Sürekli gelişen, iş birlikleriyle büyüyen bir ekosistemden söz ediyoruz. Bu ekosistem ile kesintisiz ve entegre kullanıcı deneyimi sunuyoruz. Şu ana kadar Trendyol, Hopi, Plug and Play, THY, Shell, Paycell, ETIYA, SMART IX ve BlindLook ile güçlü iş birliklerine imza attık. Bundan sonra da ekosistemi geliştirmeye, kullanıcılara daha fazla seçenek oluşturmaya devam edeceğiz.

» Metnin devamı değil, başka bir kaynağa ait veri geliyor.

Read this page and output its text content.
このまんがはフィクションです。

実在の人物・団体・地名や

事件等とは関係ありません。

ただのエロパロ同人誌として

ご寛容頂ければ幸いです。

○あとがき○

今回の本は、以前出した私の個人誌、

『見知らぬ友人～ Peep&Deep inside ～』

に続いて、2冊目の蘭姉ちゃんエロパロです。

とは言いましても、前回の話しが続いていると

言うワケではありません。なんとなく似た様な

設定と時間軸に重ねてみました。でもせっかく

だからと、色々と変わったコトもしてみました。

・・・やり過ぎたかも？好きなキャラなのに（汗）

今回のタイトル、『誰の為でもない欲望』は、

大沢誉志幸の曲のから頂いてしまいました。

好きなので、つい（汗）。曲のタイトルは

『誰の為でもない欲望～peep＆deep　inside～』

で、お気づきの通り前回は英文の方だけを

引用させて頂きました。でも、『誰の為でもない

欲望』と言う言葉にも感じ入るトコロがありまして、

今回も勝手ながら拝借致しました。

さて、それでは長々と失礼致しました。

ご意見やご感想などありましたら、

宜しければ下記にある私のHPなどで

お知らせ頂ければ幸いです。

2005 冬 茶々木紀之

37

Cihaz kısmı ile araç kısmı ve temiz enerji tarafının dünyaları farklı. Eski nesil araçta tedarikçiler vardı. Biz onlara iş ortağı diyoruz. Alışverişten daha fazlasını hedefliyoruz. Bu tip şirketlerin sayısı 120’dir. Yüzde 70’i Türkiye’de üretim yapar. Toplam değerimizin içindeki payı da yüzde 51’in üzerindedir.

Startup tarafında ise 350 şirketten fazlasını inceledik, yol aldık. 20 startup ile el sıkıştık, 40’ı ile de çalışma için görüşmeler devam ediyor. Sene içinde bunların 20’si de devreye girer, 40 startup sayısına ulaşırız. Bu da çok iyi bir rakamdır ve arkası kartopu gibi gelir.

OTONOM TARAFINDA NE VAR?

Filmi biraz geleceğe sardığımızda, otonom sürüşe çok yaklaştığımızı görüyoruz. O sistemde öncelikle ileri sürüş destekleri var. Şerit değiştirme, öndeki aracın yakınlaşması gibi konularda uyarı yapıyor, bizim hayatımızı kolaylaştırıyor. Bir de aracın üzerindeki ilave teknolojiler olacak.

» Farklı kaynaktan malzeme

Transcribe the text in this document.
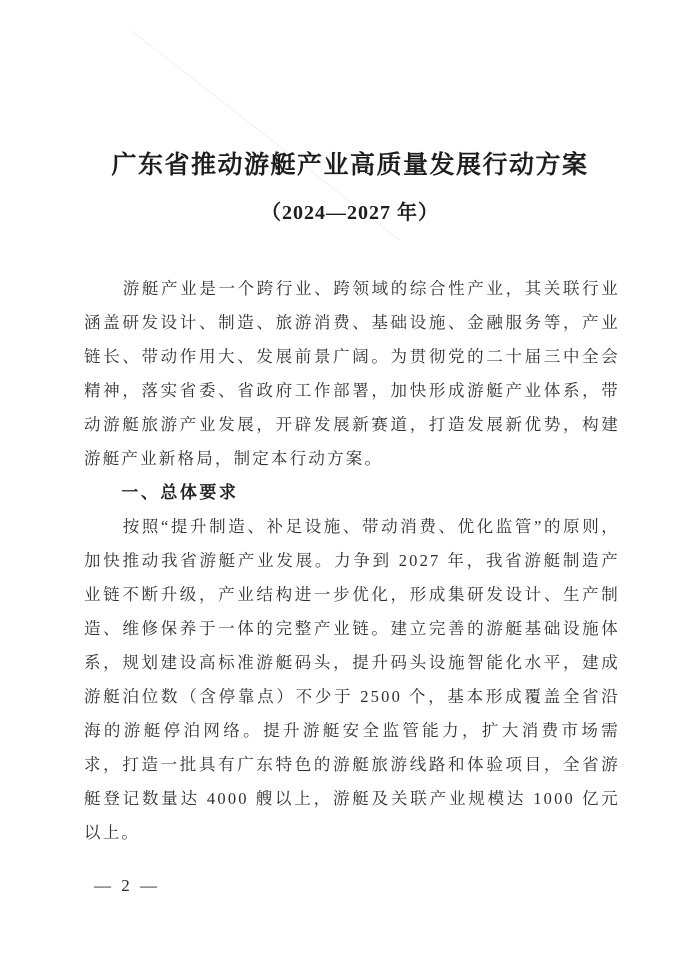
广东省推动游艇产业高质量发展行动方案
（2024—2027 年）

游艇产业是一个跨行业、跨领域的综合性产业，其关联行业涵盖研发设计、制造、旅游消费、基础设施、金融服务等，产业链长、带动作用大、发展前景广阔。为贯彻党的二十届三中全会精神，落实省委、省政府工作部署，加快形成游艇产业体系，带动游艇旅游产业发展，开辟发展新赛道，打造发展新优势，构建游艇产业新格局，制定本行动方案。

一、总体要求

按照“提升制造、补足设施、带动消费、优化监管”的原则，加快推动我省游艇产业发展。力争到 2027 年，我省游艇制造产业链不断升级，产业结构进一步优化，形成集研发设计、生产制造、维修保养于一体的完整产业链。建立完善的游艇基础设施体系，规划建设高标准游艇码头，提升码头设施智能化水平，建成游艇泊位数（含停靠点）不少于 2500 个，基本形成覆盖全省沿海的游艇停泊网络。提升游艇安全监管能力，扩大消费市场需求，打造一批具有广东特色的游艇旅游线路和体验项目，全省游艇登记数量达 4000 艘以上，游艇及关联产业规模达 1000 亿元以上。

— 2 —
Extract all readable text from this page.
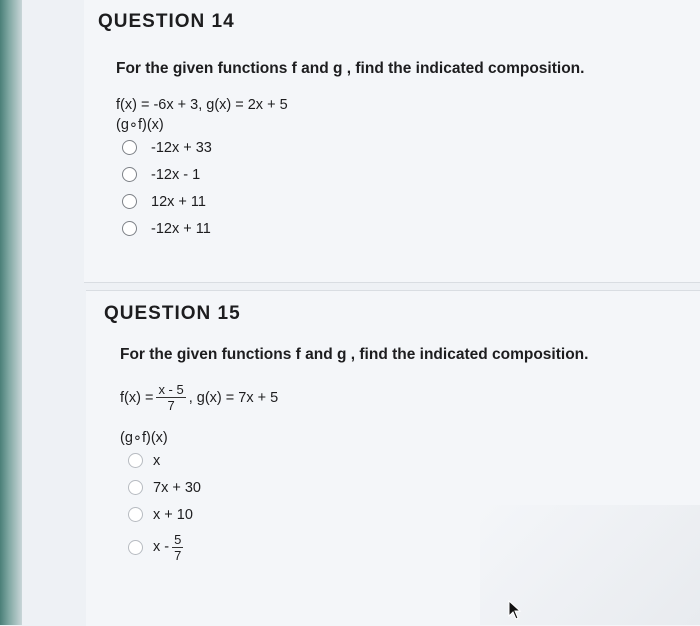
QUESTION 14
For the given functions f and g , find the indicated composition.
f(x) = -6x + 3, g(x) = 2x + 5
(g∘f)(x)
-12x + 33
-12x - 1
12x + 11
-12x + 11
QUESTION 15
For the given functions f and g , find the indicated composition.
$f(x) = \frac{x - 5}{7}$ , g(x) = 7x + 5
(g∘f)(x)
x
7x + 30
x + 10
x - $\frac{5}{7}$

Açıkçası bizim önceliğimiz, ileri sürüş desteği olacak. Şu anda 160 kilometre hızla gidilen bir yolda kaç kişi otonom sürüşü tercih eder? Açıkçası bunu tercih edenlerin sayısı çok azdır. Ancak, İstanbul içinde, trafiğin 25-30 kilometre hızla aktığı durumlarda herkes “otonom” sürüş isteyebilir.

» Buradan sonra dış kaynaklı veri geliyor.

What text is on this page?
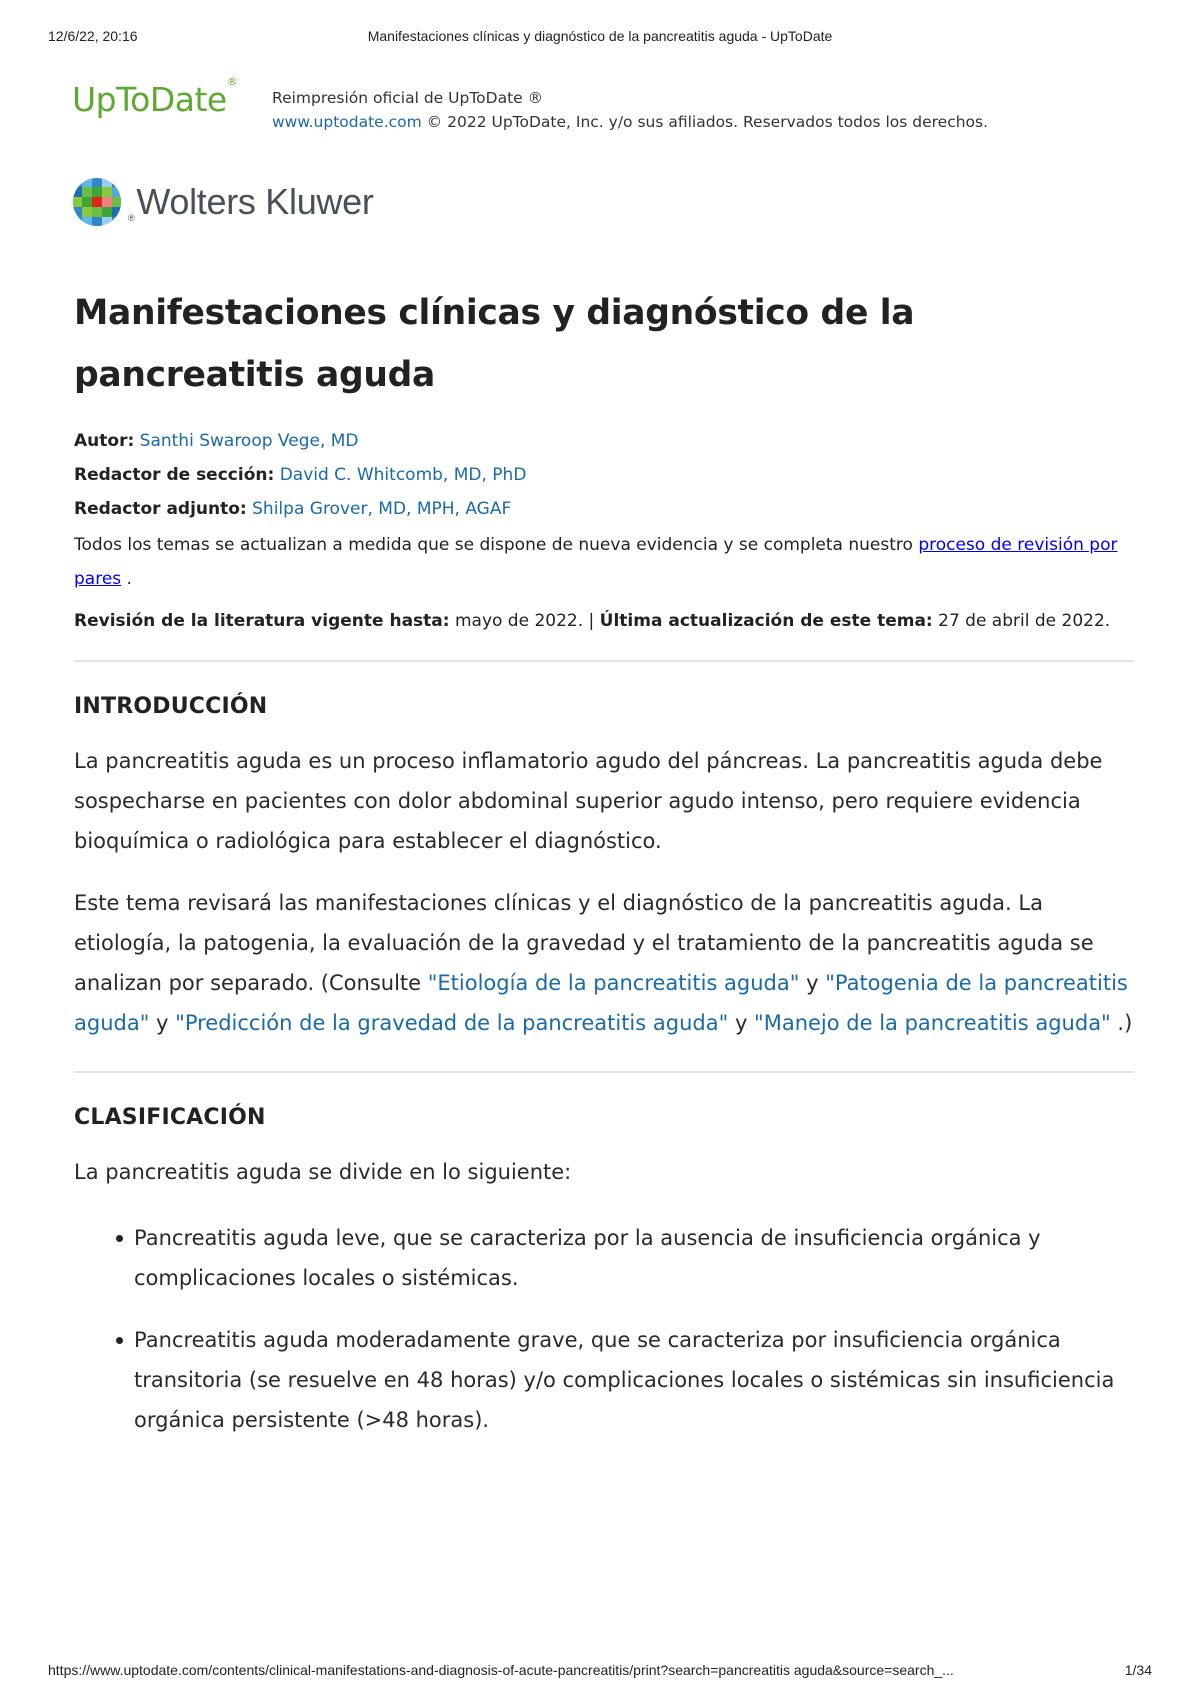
12/6/22, 20:16	Manifestaciones clínicas y diagnóstico de la pancreatitis aguda - UpToDate
UpToDate®
Reimpresión oficial de UpToDate ®
www.uptodate.com © 2022 UpToDate, Inc. y/o sus afiliados. Reservados todos los derechos.
®Wolters Kluwer
Manifestaciones clínicas y diagnóstico de la pancreatitis aguda
Autor: Santhi Swaroop Vege, MD
Redactor de sección: David C. Whitcomb, MD, PhD
Redactor adjunto: Shilpa Grover, MD, MPH, AGAF
Todos los temas se actualizan a medida que se dispone de nueva evidencia y se completa nuestro proceso de revisión por pares .
Revisión de la literatura vigente hasta: mayo de 2022. | Última actualización de este tema: 27 de abril de 2022.
INTRODUCCIÓN

La pancreatitis aguda es un proceso inflamatorio agudo del páncreas. La pancreatitis aguda debe sospecharse en pacientes con dolor abdominal superior agudo intenso, pero requiere evidencia bioquímica o radiológica para establecer el diagnóstico.

Este tema revisará las manifestaciones clínicas y el diagnóstico de la pancreatitis aguda. La etiología, la patogenia, la evaluación de la gravedad y el tratamiento de la pancreatitis aguda se analizan por separado. (Consulte "Etiología de la pancreatitis aguda" y "Patogenia de la pancreatitis aguda" y "Predicción de la gravedad de la pancreatitis aguda" y "Manejo de la pancreatitis aguda" .)

CLASIFICACIÓN

La pancreatitis aguda se divide en lo siguiente:

Pancreatitis aguda leve, que se caracteriza por la ausencia de insuficiencia orgánica y complicaciones locales o sistémicas.
Pancreatitis aguda moderadamente grave, que se caracteriza por insuficiencia orgánica transitoria (se resuelve en 48 horas) y/o complicaciones locales o sistémicas sin insuficiencia orgánica persistente (>48 horas).
https://www.uptodate.com/contents/clinical-manifestations-and-diagnosis-of-acute-pancreatitis/print?search=pancreatitis aguda&source=search_...	1/34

Bizim de üzerinde çalıştığımız konu bu. Buna da “rush hour pilot” adını verdik. Yavaş akan trafikte kontrolü ele alıp kullanıcılarına toplantıdan, gazete ya da kitap okumaya kadar pek çok imkân veren bir destek sistemi. İstanbul’da bir yıl boyunca trafikte dur-kalkta kaybedilen 2 haftalık sürenin bir haftasını kullanıcıya kazandırmak istiyoruz. Bana göre “otonom” sürüşün ilk faydası da buradan gelecek.

YERLİ-YABANCI ORANI

Dünyanın ender yerlerinde böyle bir ölçüm yapılır. Türkiye de bunlardan biri. Dünyada fikri mülkiyete dikkat çekmek için açıklanır. Araç ya da cihaz ne olursa olsun, fikri mülkiyet önemlidir. O size istediğinizi yapma şansını verir. O nedenle biz yola çıkarken fikri mülkiyetin bizde olmasına odaklandık. Akıllı cihazımızın fikri mülkiyeti yüzde 100 bize aittir.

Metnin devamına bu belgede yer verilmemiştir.